Com uma oração pública no sábado, vários bispos tentaram expiar o que consideraram uma profanação da Basílica de São Pedro por uma peregrinação LGBTQ. Como noticiou o Nederlands Dagblad na segunda-feira, o evento de oração incluiu o bispo americano demitido D. Joseph Strickland, o bispo auxiliar cazaque D. Athanasius Schneider, o bispo auxiliar emérito suíço D. Marian Eleganti e o bispo auxiliar holandês D. Rob Mutsaerts.

A informação é publicada por Katholisch, 07-10-2025.

Durante uma cerimônia em Pittsburgh, o clero se ajoelhou diante de uma estátua da Virgem Maria e recitou uma longa "oração de reparação", pedindo a Deus que aceitasse sua oração "pela atrocidade cometida na Cidade Eterna — neste Ano do Jubileu e, infelizmente, com a aprovação das autoridades da Santa Sé".

Acusações contra a liderança da Igreja

A oração referia-se repetidamente à "fornicação" e à "sodomia". Os bispos lamentaram que "a Porta Santa e a Basílica de São Pedro tenham sido usadas como plataforma para defender orgulhosamente a legitimação de pecados contra o Sexto Mandamento". Pediram perdão "ao clero que, sob o pretexto de cuidado pastoral, oculta às pessoas a verdade eterna dos Teus Mandamentos", bem como "a todos os que cometem blasfêmia alegando que Tu criaste os sentimentos homossexuais".

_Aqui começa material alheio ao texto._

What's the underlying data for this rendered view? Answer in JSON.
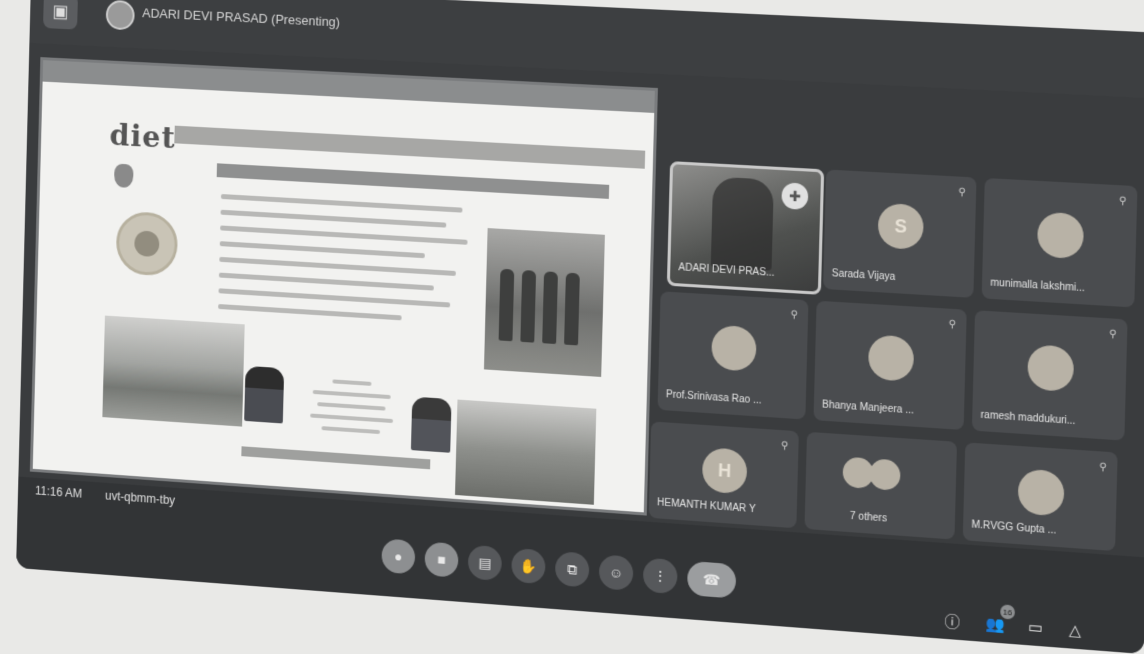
{
  "window": {
    "app_icon": "meet-icon",
    "presenter_title": "ADARI DEVI PRASAD (Presenting)"
  },
  "slide": {
    "logo_text": "diet"
  },
  "participants": [
    {
      "name": "ADARI DEVI PRAS...",
      "initial": "",
      "video": true,
      "icon": "pin-icon"
    },
    {
      "name": "Sarada Vijaya",
      "initial": "S",
      "video": false,
      "icon": "mic-off-icon"
    },
    {
      "name": "munimalla lakshmi...",
      "initial": "",
      "video": false,
      "icon": "mic-off-icon"
    },
    {
      "name": "Prof.Srinivasa Rao ...",
      "initial": "",
      "video": false,
      "icon": "mic-off-icon"
    },
    {
      "name": "Bhanya Manjeera ...",
      "initial": "",
      "video": false,
      "icon": "mic-off-icon"
    },
    {
      "name": "ramesh maddukuri...",
      "initial": "",
      "video": false,
      "icon": "mic-off-icon"
    },
    {
      "name": "HEMANTH KUMAR Y",
      "initial": "H",
      "video": false,
      "icon": "mic-off-icon"
    },
    {
      "name": "7 others",
      "initial": "",
      "video": false,
      "icon": ""
    },
    {
      "name": "M.RVGG Gupta ...",
      "initial": "",
      "video": false,
      "icon": "mic-off-icon"
    }
  ],
  "bottom_bar": {
    "time": "11:16 AM",
    "meeting_code": "uvt-qbmm-tby",
    "controls": [
      {
        "name": "mic-button",
        "icon": "mic-icon"
      },
      {
        "name": "camera-button",
        "icon": "camera-icon"
      },
      {
        "name": "captions-button",
        "icon": "captions-icon"
      },
      {
        "name": "raise-hand-button",
        "icon": "hand-icon"
      },
      {
        "name": "present-button",
        "icon": "present-icon"
      },
      {
        "name": "reactions-button",
        "icon": "emoji-icon"
      },
      {
        "name": "more-options-button",
        "icon": "more-icon"
      },
      {
        "name": "leave-call-button",
        "icon": "phone-icon"
      }
    ],
    "participant_count": "16"
  }
}
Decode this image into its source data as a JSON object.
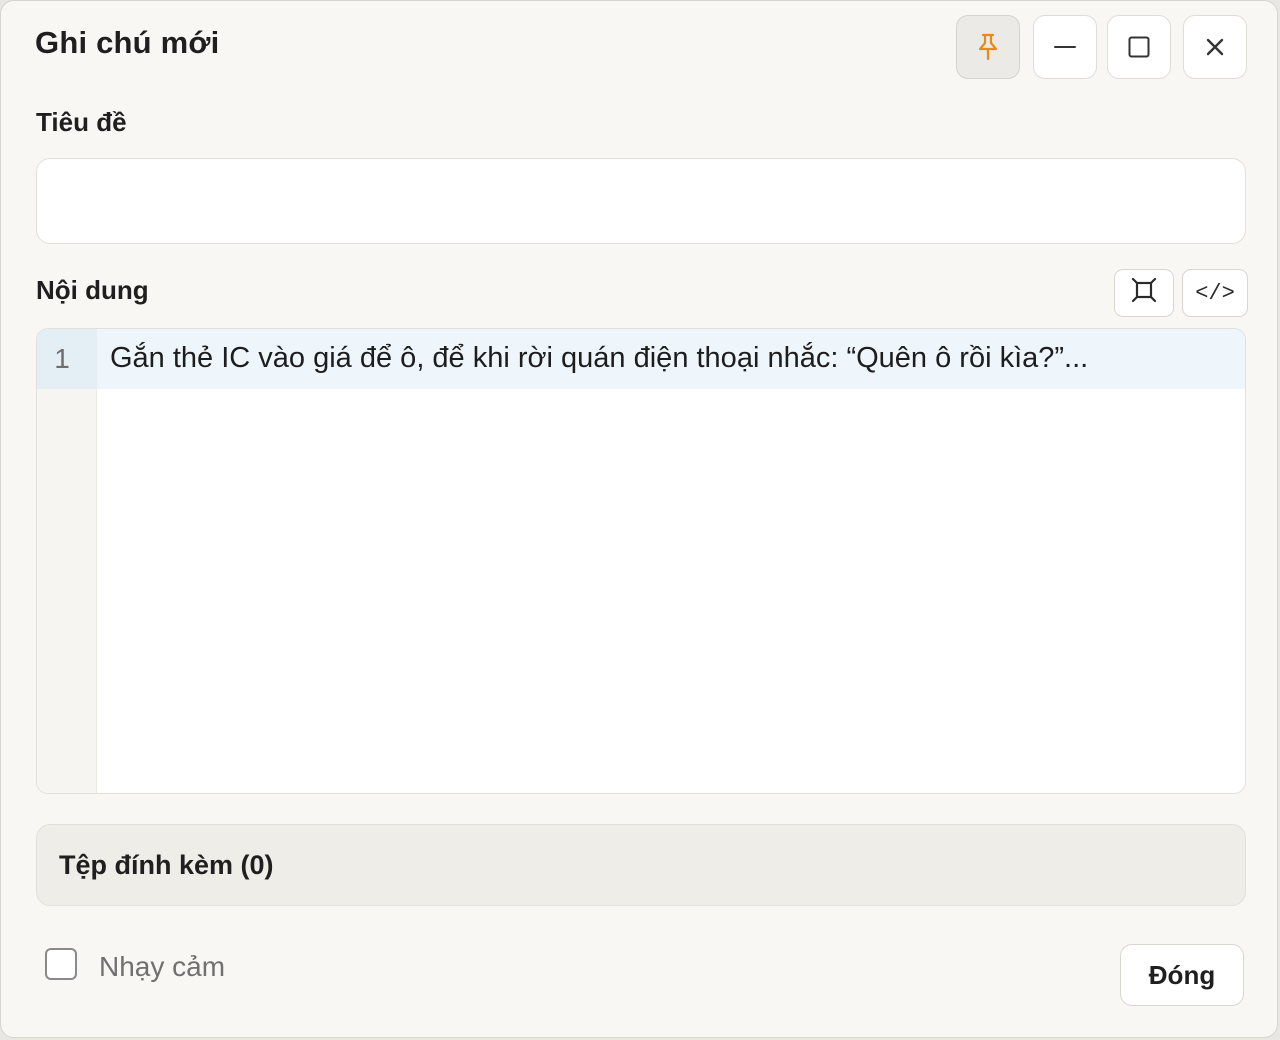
{
  "window": {
    "title": "Ghi chú mới"
  },
  "controls": {
    "pin_icon": "pin-icon",
    "minimize_icon": "minimize-icon",
    "maximize_icon": "maximize-icon",
    "close_icon": "close-icon",
    "accent_color": "#e88a1a"
  },
  "form": {
    "title_label": "Tiêu đề",
    "title_value": "",
    "content_label": "Nội dung",
    "expand_icon": "expand-icon",
    "code_toggle_label": "</>"
  },
  "editor": {
    "lines": [
      {
        "number": "1",
        "text": "Gắn thẻ IC vào giá để ô, để khi rời quán điện thoại nhắc: “Quên ô rồi kìa?”..."
      }
    ]
  },
  "attachments": {
    "label": "Tệp đính kèm (0)"
  },
  "footer": {
    "sensitive_label": "Nhạy cảm",
    "sensitive_checked": false,
    "close_label": "Đóng"
  }
}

A oração concluía com as palavras: "Ó Senhor, que a Tua Igreja brilhe novamente — católica, livre e casta".

Em setembro, uma peregrinação de católicos não heterossexuais ocorreu em Roma como parte do Ano Santo. Organizado por um grupo LGBTQ italiano, o evento atraiu atenção internacional. A sigla LGBTQ significa lésbica, gay, bissexual, transgênero e queer.